Deputy for the 49th Legislative District of the Seine
- In office Legislative Session II 25 November 1962 – 2 April 1967
- Preceded by: Michel Peytel (UNR)

Personal details
- Born: 9 September 1895 Ribemont
- Died: 8 June 1984 (aged 88) Alfortville
- Party: SFIO, PSA, PSU, SFIO

= Raoul Bleuse =

French politician

Raoul Bleuse (9 September 1895 in Ribemont – 8 June 1984 in Alfortville), was a French politician.

==Early life==
He voluntarily enlisted in the army in October 1913, took part in World War I, and was demobilized in August 1919. In 1921 he enlisted in the police as well as the French Social-Democrat Party (SFIO). He was dismissed from the police in 1942 due to his activities in the French Resistance, then reinstated in 1945.

==Political career==
He was elected as mayor of Alfortville from 1947 to 1965 and as general councillor in the Seine department from 1953 to 1967.

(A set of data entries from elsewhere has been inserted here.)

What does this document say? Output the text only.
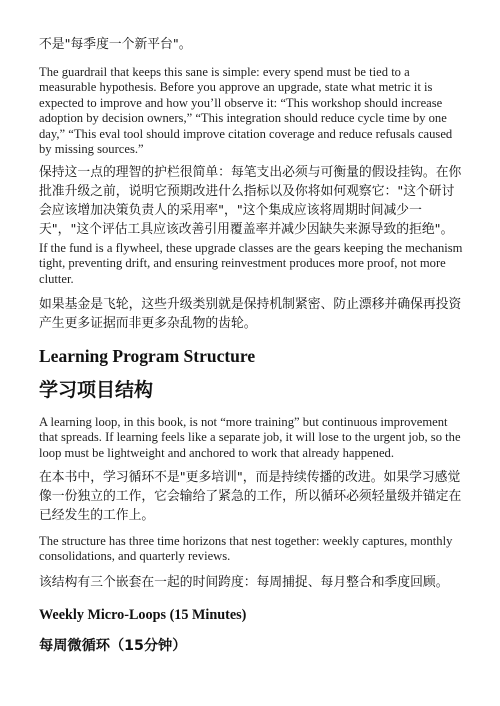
不是"每季度一个新平台"。

The guardrail that keeps this sane is simple: every spend must be tied to a measurable hypothesis. Before you approve an upgrade, state what metric it is expected to improve and how you’ll observe it: “This workshop should increase adoption by decision owners,” “This integration should reduce cycle time by one day,” “This eval tool should improve citation coverage and reduce refusals caused by missing sources.”

保持这一点的理智的护栏很简单：每笔支出必须与可衡量的假设挂钩。在你批准升级之前，说明它预期改进什么指标以及你将如何观察它："这个研讨会应该增加决策负责人的采用率"，"这个集成应该将周期时间减少一天"，"这个评估工具应该改善引用覆盖率并减少因缺失来源导致的拒绝"。

If the fund is a flywheel, these upgrade classes are the gears keeping the mechanism tight, preventing drift, and ensuring reinvestment produces more proof, not more clutter.

如果基金是飞轮，这些升级类别就是保持机制紧密、防止漂移并确保再投资产生更多证据而非更多杂乱物的齿轮。

Learning Program Structure
学习项目结构

A learning loop, in this book, is not “more training” but continuous improvement that spreads. If learning feels like a separate job, it will lose to the urgent job, so the loop must be lightweight and anchored to work that already happened.

在本书中，学习循环不是"更多培训"，而是持续传播的改进。如果学习感觉像一份独立的工作，它会输给了紧急的工作，所以循环必须轻量级并锚定在已经发生的工作上。

The structure has three time horizons that nest together: weekly captures, monthly consolidations, and quarterly reviews.

该结构有三个嵌套在一起的时间跨度：每周捕捉、每月整合和季度回顾。

Weekly Micro-Loops (15 Minutes)
每周微循环（15分钟）
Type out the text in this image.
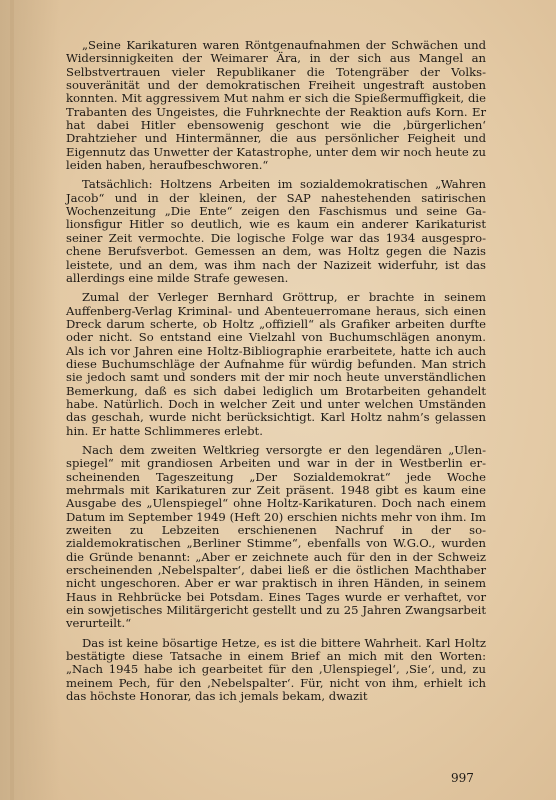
„Seine Karikaturen waren Röntgenaufnahmen der Schwächen und Widersinnigkeiten der Weimarer Ära, in der sich aus Mangel an Selbstvertrauen vieler Republikaner die Totengräber der Volkssouveränität und der demokratischen Freiheit ungestraft austoben konnten. Mit aggressivem Mut nahm er sich die Spießermuffigkeit, die Trabanten des Ungeistes, die Fuhrknechte der Reaktion aufs Korn. Er hat dabei Hitler ebensowenig geschont wie die ‚bürgerlichen‘ Drahtzieher und Hintermänner, die aus persönlicher Feigheit und Eigennutz das Unwetter der Katastrophe, unter dem wir noch heute zu leiden haben, heraufbeschworen.“

Tatsächlich: Holtzens Arbeiten im sozialdemokratischen „Wahren Jacob“ und in der kleinen, der SAP nahestehenden satirischen Wochenzeitung „Die Ente“ zeigen den Faschismus und seine Galionsfigur Hitler so deutlich, wie es kaum ein anderer Karikaturist seiner Zeit vermochte. Die logische Folge war das 1934 ausgesprochene Berufsverbot. Gemessen an dem, was Holtz gegen die Nazis leistete, und an dem, was ihm nach der Nazizeit widerfuhr, ist das allerdings eine milde Strafe gewesen.

Zumal der Verleger Bernhard Gröttrup, er brachte in seinem Auffenberg-Verlag Kriminal- und Abenteuerromane heraus, sich einen Dreck darum scherte, ob Holtz „offiziell“ als Grafiker arbeiten durfte oder nicht. So entstand eine Vielzahl von Buchumschlägen anonym. Als ich vor Jahren eine Holtz-Bibliographie erarbeitete, hatte ich auch diese Buchumschläge der Aufnahme für würdig befunden. Man strich sie jedoch samt und sonders mit der mir noch heute unverständlichen Bemerkung, daß es sich dabei lediglich um Brotarbeiten gehandelt habe. Natürlich. Doch in welcher Zeit und unter welchen Umständen das geschah, wurde nicht berücksichtigt. Karl Holtz nahm’s gelassen hin. Er hatte Schlimmeres erlebt.

Nach dem zweiten Weltkrieg versorgte er den legendären „Ulenspiegel“ mit grandiosen Arbeiten und war in der in Westberlin erscheinenden Tageszeitung „Der Sozialdemokrat“ jede Woche mehrmals mit Karikaturen zur Zeit präsent. 1948 gibt es kaum eine Ausgabe des „Ulenspiegel“ ohne Holtz-Karikaturen. Doch nach einem Datum im September 1949 (Heft 20) erschien nichts mehr von ihm. Im zweiten zu Lebzeiten erschienenen Nachruf in der sozialdemokratischen „Berliner Stimme“, ebenfalls von W.G.O., wurden die Gründe benannt: „Aber er zeichnete auch für den in der Schweiz erscheinenden ‚Nebelspalter‘, dabei ließ er die östlichen Machthaber nicht ungeschoren. Aber er war praktisch in ihren Händen, in seinem Haus in Rehbrücke bei Potsdam. Eines Tages wurde er verhaftet, vor ein sowjetisches Militärgericht gestellt und zu 25 Jahren Zwangsarbeit verurteilt.“

Das ist keine bösartige Hetze, es ist die bittere Wahrheit. Karl Holtz bestätigte diese Tatsache in einem Brief an mich mit den Worten: „Nach 1945 habe ich gearbeitet für den ‚Ulenspiegel‘, ‚Sie‘, und, zu meinem Pech, für den ‚Nebelspalter‘. Für, nicht von ihm, erhielt ich das höchste Honorar, das ich jemals bekam, dwazit

997
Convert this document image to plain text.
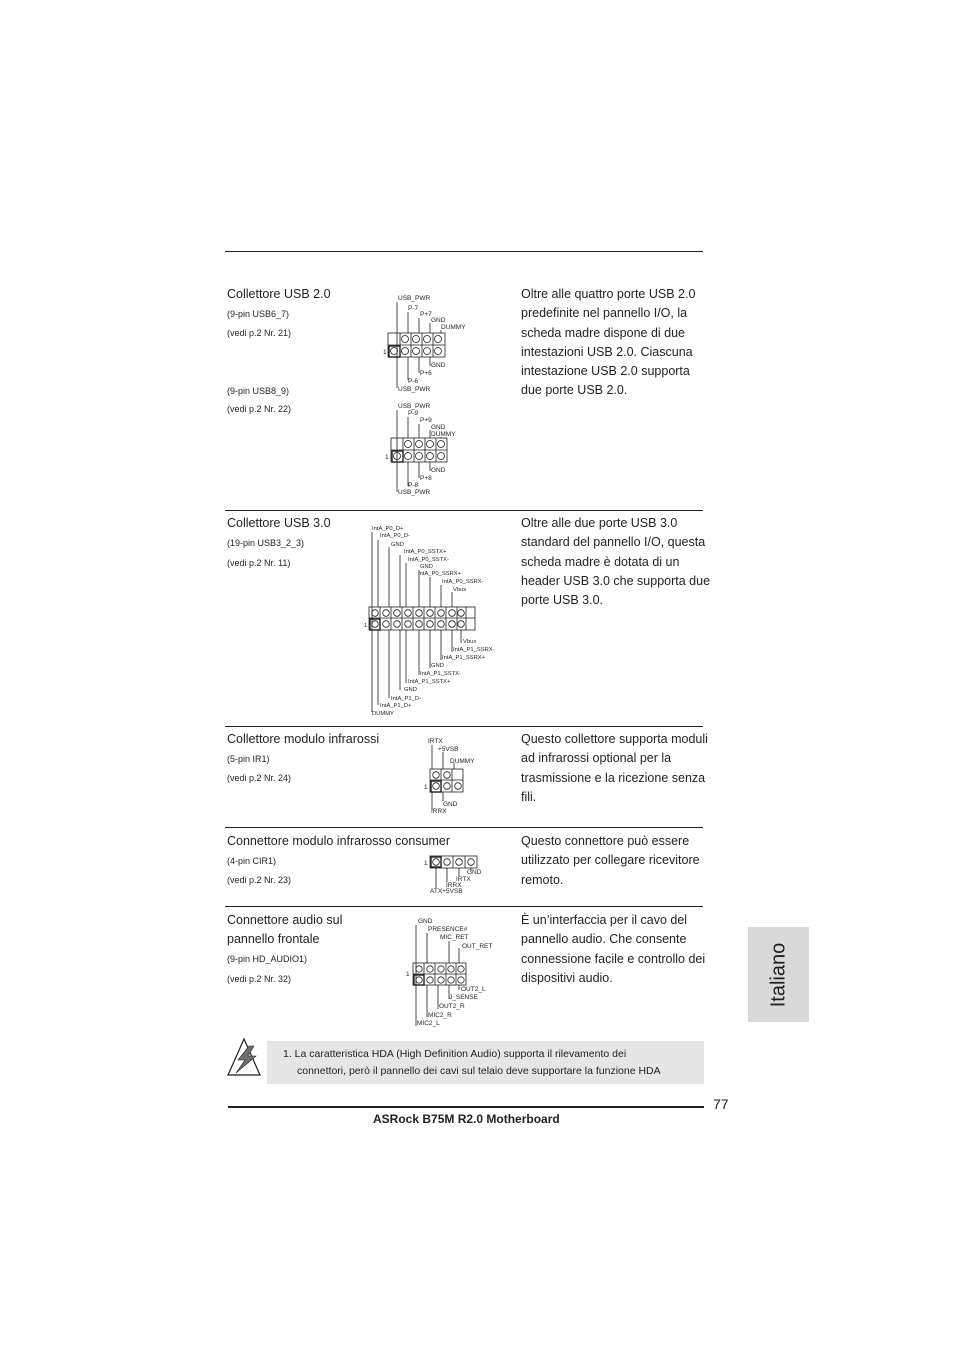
Collettore USB 2.0
(9-pin USB6_7)
(vedi p.2 Nr. 21)
(9-pin USB8_9)
(vedi p.2 Nr. 22)
Oltre alle quattro porte USB 2.0 predefinite nel pannello I/O, la scheda madre dispone di due intestazioni USB 2.0. Ciascuna intestazione USB 2.0 supporta due porte USB 2.0.
Collettore USB 3.0
(19-pin USB3_2_3)
(vedi p.2 Nr. 11)
Oltre alle due porte USB 3.0 standard del pannello I/O, questa scheda madre è dotata di un header USB 3.0 che supporta due porte USB 3.0.
Collettore modulo infrarossi
(5-pin IR1)
(vedi p.2 Nr. 24)
Questo collettore supporta moduli ad infrarossi optional per la trasmissione e la ricezione senza fili.
Connettore modulo infrarosso consumer
(4-pin CIR1)
(vedi p.2 Nr. 23)
Questo connettore può essere utilizzato per collegare ricevitore remoto.
Connettore audio sul
pannello frontale
(9-pin HD_AUDIO1)
(vedi p.2 Nr. 32)
È un’interfaccia per il cavo del pannello audio. Che consente connessione facile e controllo dei dispositivi audio.
USB_PWR
P-7
P+7
GND
DUMMY
1
GND
P+6
P-6
USB_PWR
USB_PWR
P-9
P+9
GND
DUMMY
1
GND
P+8
P-8
USB_PWR
IntA_P0_D+
IntA_P0_D-
GND
IntA_P0_SSTX+
IntA_P0_SSTX-
GND
IntA_P0_SSRX+
IntA_P0_SSRX-
Vbus
1
Vbus
IntA_P1_SSRX-
IntA_P1_SSRX+
GND
IntA_P1_SSTX-
IntA_P1_SSTX+
GND
IntA_P1_D-
IntA_P1_D+
DUMMY
IRTX
+5VSB
DUMMY
1
GND
IRRX
1
GND
IRTX
IRRX
ATX+5VSB
GND
PRESENCE#
MIC_RET
OUT_RET
1
OUT2_L
J_SENSE
OUT2_R
MIC2_R
MIC2_L
1. La caratteristica HDA (High Definition Audio) supporta il rilevamento dei
connettori, però il pannello dei cavi sul telaio deve supportare la funzione HDA
Italiano
ASRock B75M R2.0 Motherboard
77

In September 1958, he joined the splinter left-wing Autonomous Socialist Party (PSA), was unsuccessfully a candidate for the 1958 legislative election, getting less than 10% of votes. In 1960, the PSA merged into the Unified Socialist Party (PSU). He was one of only two PSU candidates elected to the National Assembly after the 1962 legislative election, with François Tanguy-Prigent, even if he only got 16.6% for the first round, but the Communist candidate Roland Foucard (28.5%) stepped down between the two rounds, in order to let him win the race. He first joined the unaffiliated group of deputies, then came back to the SFIO parliamentary group in April 1963 and left it 2 years later.